GLOSSARY

Proximity Searching

Proximity searching finds words that appear near each other, not just anywhere. In stores, it’s great for model names and phrases that can have small gaps or reorders.

What is Proximity Searching?

Proximity searching returns results where query terms occur within a certain distance (in order or unordered), using token positions and slop/distance parameters. It’s a flexible cousin of phrase matching that tolerates small gaps, synonyms, or minor reordering.

How It Works (quick)

  • Positions in the index: Store token positions/offsets per field to enable proximity queries.
  • Query types:
    • Exact phrase ("air max 270") → distance 0.
    • Proximity/NEAR (e.g., air NEAR/3 max) → allow ≤3 tokens between.
    • Unordered windows for languages with freer word order.
  • Scoring: Closer distances score higher; blend with BM25/field boosts; cap max gain.
  • Normalization: Handle hyphen/space variants (e.g., gore-tex vs gore tex) and accent folding.

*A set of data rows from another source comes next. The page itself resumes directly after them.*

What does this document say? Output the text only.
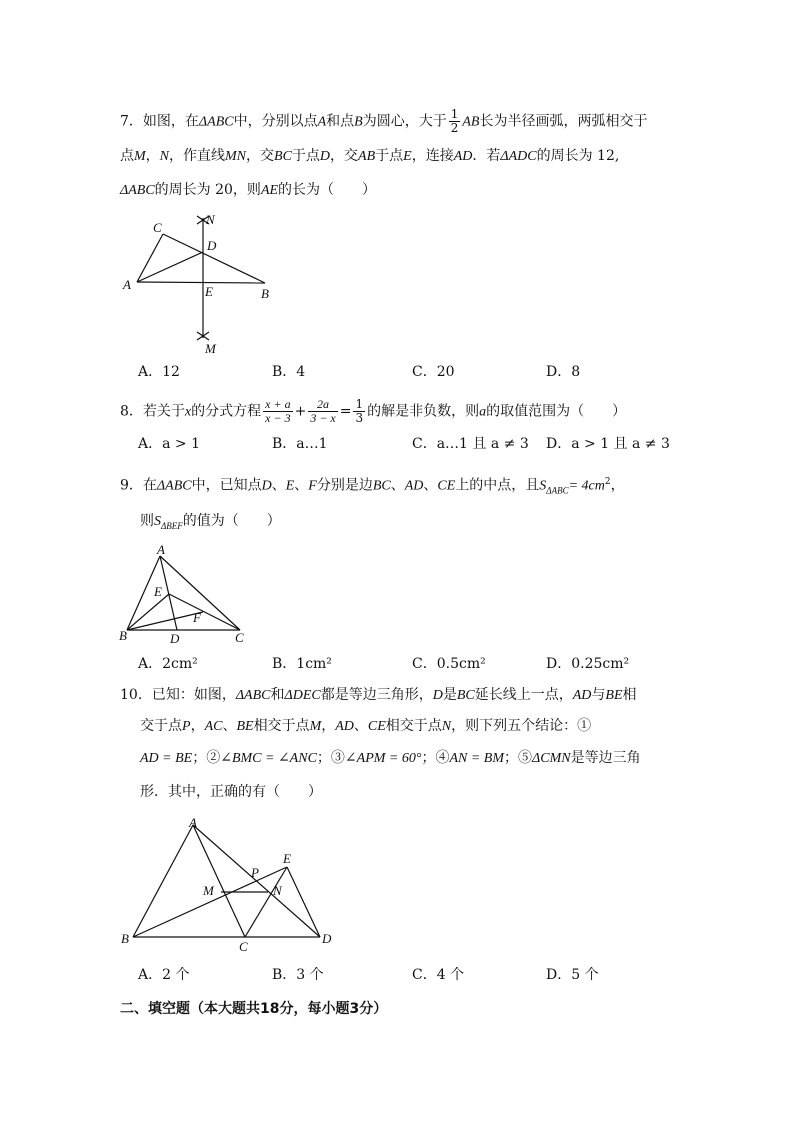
7．如图，在ΔABC中，分别以点A和点B为圆心，大于 $\frac{1}{2}$ AB长为半径画弧，两弧相交于
点M，N，作直线MN，交BC于点D，交AB于点E，连接AD．若ΔADC的周长为 12,
ΔABC的周长为 20，则AE的长为（　　）
C
D
N
A	E	B
M
A．12	B．4	C．20	D．8
8．若关于x的分式方程 $\frac{x + a}{x - 3} + \frac{2a}{3 - x} = \frac{1}{3}$ 的解是非负数，则a的取值范围为（　　）
A．a > 1	B．a…1	C．a…1 且 a ≠ 3 D．a > 1 且 a ≠ 3
9．在ΔABC中，已知点D、E、F分别是边BC、AD、CE上的中点，且$S_{\Delta ABC}= 4cm^2$，
则$S_{\Delta BEF}$的值为（　　）
A
E
F
B	D	C
A．2cm²	B．1cm²	C．0.5cm²	D．0.25cm²
10．已知：如图，ΔABC和ΔDEC都是等边三角形，D是BC延长线上一点，AD与BE相
交于点P，AC、BE相交于点M，AD、CE相交于点N，则下列五个结论：①
AD = BE；②∠BMC = ∠ANC；③∠APM = 60°；④AN = BM；⑤ΔCMN是等边三角
形．其中，正确的有（　　）
A
E
P
M	N
B
C
D
A．2 个	B．3 个	C．4 个	D．5 个
二、填空题（本大题共18分，每小题3分）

Why It Matters in E-commerce

  • Model & attribute coherence: Keeps units like “air max,” “merino base layer,” “USB-C fast charger” intact even with adjectives in between.
  • Better snippets: Highlights show tight, meaningful spans, improving CTR.
  • Resilience: Handles extra words, punctuation, or locale word order differences.

Best Practices

  • Start tight: Small windows (NEAR/1–3) for titles; slightly looser for descriptions.
  • Mix with bigrams: Keep bigram fields for speed and ranking stability.
  • Protect exact fields: SKUs/MPNs remain exact—no fuzz/proximity.
  • Category-aware: Stronger proximity boosts in categories where phrases matter (sneakers, electronics).
  • Analytics: Log missed phrase pairs and false positives; tune per locale.

Challenges

  • Over-broad windows admit noise; inconsistent tokenization across languages; extra compute cost on large fields.

Examples

  • Query “gore tex running jacket” → matches GORE-TEX … jacket within 2–3 tokens.
  • Query “air 270 max” (misordered) → unordered proximity window still retrieves the right items.

Summary

Proximity searching keeps meaningful word groups together without being brittle. Use small windows, pair with bigrams, protect exact fields, and tune per category/locale for precision without losing recall.

FAQ

Proximity vs phrase matching?

Phrase requires strict order and adjacency (or tiny slop). Proximity allows a window and optional reordering.

Do I need positions if I have bigrams?

Yes—positions enable flexible windows; bigrams alone can miss valid variations.

What distances are safe?

Titles: 1–3; attributes: 1–4; descriptions: 3–6. Tune with evaluation.